Education authorities in Xuzhou, Jiangsu province, are investigating a training institution that gives full-time Sinology classes to primary and middle school students who are supposed to be attending regular schools — including the daughter of pop singer Sun Nan.
In 2017, the Ministry of Education issued a notice stressing that local education authorities should pay close attention to students who attend private training institutions full-time in lieu of normal compulsory education.
The authorities should make sure these students return to regular schools, it said.
Xiong Bingqi, deputy director of the 21st Century Education Research Institute, said students attending classes provided by such institutions cannot get a high school diploma, which means they cannot take the national college entrance examination and receive higher education.
"If the institution is found to provide full-time education for primary and middle school students, it should be closed and those in charge should be banned from opening educational institutions again," he said.
The institution, Huaxia College of Traditional Culture, entered the public spotlight when the wife of pop singer Sun said in an interview that the whole family moved from Beijing to Xuzhou three years ago so that Sun's daughter with his ex-wife could attend Sinology classes and learn responsibility and filial piety.
The institution's WeChat account said the classes offered to teenagers cost 96,000 yuan ($14,200) a year and include three years of middle school and another three years of high school.
The classes teach students a wide range of subjects, including traditional Chinese classics, painting, calligraphy, needlework, cooking and flower arrangement.

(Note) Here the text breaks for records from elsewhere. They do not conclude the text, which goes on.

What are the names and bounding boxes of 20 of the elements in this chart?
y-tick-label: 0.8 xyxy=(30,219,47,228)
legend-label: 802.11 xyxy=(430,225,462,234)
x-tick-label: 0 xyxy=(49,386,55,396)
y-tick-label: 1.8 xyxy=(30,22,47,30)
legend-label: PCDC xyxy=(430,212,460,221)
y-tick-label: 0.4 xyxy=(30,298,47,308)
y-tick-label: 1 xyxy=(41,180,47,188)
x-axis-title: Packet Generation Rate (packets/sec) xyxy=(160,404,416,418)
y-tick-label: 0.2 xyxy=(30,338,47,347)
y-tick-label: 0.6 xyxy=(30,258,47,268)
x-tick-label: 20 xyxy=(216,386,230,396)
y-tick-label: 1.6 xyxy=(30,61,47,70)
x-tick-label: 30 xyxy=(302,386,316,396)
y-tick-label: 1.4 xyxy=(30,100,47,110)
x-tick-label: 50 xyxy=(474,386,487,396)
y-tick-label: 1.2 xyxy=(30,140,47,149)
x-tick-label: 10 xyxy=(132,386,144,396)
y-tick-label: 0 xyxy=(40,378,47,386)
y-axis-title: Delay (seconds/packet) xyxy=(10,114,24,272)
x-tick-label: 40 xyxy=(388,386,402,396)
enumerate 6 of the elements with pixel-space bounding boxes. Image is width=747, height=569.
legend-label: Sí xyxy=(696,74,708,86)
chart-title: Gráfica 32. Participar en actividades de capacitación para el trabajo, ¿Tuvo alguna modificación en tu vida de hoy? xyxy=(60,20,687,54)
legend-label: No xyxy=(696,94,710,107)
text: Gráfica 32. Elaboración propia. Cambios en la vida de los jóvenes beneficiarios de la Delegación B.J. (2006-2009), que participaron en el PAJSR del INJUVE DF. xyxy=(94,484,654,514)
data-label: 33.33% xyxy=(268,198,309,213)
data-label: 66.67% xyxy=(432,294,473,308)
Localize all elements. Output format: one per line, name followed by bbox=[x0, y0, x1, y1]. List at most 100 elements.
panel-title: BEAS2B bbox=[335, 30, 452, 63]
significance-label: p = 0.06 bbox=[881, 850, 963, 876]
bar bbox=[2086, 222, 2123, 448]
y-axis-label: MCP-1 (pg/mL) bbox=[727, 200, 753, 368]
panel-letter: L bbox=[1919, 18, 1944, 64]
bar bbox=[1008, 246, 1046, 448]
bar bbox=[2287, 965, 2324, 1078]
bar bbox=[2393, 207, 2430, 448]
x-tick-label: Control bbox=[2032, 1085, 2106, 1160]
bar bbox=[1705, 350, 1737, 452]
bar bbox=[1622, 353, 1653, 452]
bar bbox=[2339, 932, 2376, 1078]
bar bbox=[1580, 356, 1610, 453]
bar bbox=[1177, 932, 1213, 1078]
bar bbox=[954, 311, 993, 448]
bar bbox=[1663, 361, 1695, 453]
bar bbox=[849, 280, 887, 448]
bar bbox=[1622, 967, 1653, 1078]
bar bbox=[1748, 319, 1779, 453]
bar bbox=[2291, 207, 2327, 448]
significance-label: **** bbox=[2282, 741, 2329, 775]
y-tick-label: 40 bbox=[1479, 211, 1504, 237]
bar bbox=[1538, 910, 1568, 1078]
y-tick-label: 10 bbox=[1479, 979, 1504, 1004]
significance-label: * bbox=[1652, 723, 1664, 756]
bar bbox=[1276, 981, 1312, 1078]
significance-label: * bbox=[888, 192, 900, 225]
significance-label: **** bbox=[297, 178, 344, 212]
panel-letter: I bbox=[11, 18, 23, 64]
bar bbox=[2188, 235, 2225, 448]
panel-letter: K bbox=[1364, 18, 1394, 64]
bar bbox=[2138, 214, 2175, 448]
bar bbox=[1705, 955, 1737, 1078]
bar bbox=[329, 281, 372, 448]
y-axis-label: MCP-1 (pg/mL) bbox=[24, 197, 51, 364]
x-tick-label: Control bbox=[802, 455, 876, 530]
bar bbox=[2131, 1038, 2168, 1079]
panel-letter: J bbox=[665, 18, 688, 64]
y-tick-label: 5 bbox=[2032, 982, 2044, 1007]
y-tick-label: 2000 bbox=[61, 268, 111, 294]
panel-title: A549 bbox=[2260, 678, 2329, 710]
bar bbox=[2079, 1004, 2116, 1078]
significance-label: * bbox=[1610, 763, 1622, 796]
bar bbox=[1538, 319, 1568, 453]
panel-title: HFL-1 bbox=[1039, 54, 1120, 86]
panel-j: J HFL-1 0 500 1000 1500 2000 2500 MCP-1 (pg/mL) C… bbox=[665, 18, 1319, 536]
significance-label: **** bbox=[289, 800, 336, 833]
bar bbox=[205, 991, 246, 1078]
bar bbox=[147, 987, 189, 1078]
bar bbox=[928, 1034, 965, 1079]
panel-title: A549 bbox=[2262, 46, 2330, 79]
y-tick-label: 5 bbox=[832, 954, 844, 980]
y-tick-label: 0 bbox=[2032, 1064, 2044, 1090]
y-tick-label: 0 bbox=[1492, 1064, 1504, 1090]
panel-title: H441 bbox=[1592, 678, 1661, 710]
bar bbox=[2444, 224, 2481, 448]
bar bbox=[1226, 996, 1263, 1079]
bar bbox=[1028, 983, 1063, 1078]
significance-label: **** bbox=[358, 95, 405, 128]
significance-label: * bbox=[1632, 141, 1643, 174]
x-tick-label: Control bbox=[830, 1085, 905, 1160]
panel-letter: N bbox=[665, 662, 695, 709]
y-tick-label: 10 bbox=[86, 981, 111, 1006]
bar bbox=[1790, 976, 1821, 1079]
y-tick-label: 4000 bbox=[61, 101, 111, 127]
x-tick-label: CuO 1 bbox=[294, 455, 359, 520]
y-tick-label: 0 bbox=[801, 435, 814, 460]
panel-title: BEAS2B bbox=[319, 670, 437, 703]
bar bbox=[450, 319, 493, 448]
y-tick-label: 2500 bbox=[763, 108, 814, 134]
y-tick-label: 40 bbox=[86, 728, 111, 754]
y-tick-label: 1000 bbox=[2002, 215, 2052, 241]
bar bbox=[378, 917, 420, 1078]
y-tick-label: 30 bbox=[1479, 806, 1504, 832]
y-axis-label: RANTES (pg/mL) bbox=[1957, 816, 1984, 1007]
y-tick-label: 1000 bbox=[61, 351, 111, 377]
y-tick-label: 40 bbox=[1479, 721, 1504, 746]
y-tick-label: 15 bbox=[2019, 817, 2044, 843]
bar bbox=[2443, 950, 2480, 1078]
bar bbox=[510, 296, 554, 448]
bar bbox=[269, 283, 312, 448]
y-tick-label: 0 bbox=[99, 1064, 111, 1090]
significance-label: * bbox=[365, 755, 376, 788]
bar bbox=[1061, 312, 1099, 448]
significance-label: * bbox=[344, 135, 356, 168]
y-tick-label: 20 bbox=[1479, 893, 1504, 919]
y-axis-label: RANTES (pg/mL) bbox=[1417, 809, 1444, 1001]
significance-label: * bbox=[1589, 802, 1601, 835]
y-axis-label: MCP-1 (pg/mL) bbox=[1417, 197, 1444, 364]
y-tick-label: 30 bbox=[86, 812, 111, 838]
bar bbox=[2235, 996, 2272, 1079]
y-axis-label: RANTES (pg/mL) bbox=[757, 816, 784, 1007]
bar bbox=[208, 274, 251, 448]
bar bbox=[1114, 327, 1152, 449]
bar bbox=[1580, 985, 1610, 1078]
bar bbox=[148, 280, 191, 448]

The content and high price of the classes sparked widespread discussion in social media, and reminded netizens of "female virtue classes" that brainwashed young women and girls into believing that women are inferior and should be obedient to their husband at all times.
Female virtue classes have been popping up in different cities in China. Claiming to promote traditional Chinese values and customs, the classes encourage women to defer to male power and unconditionally obey the orders of their husbands and fathers.
Concepts taught in the class include: "Women should remain in the bottom of the social class" and "The best dowry for a girl is her virginity."
It wasn't clear whether or not the classes Sun's daughter attends are female virtue classes, but the institution itself is registered as an extracurricular training institution, which means it cannot teach primary and middle school students full time.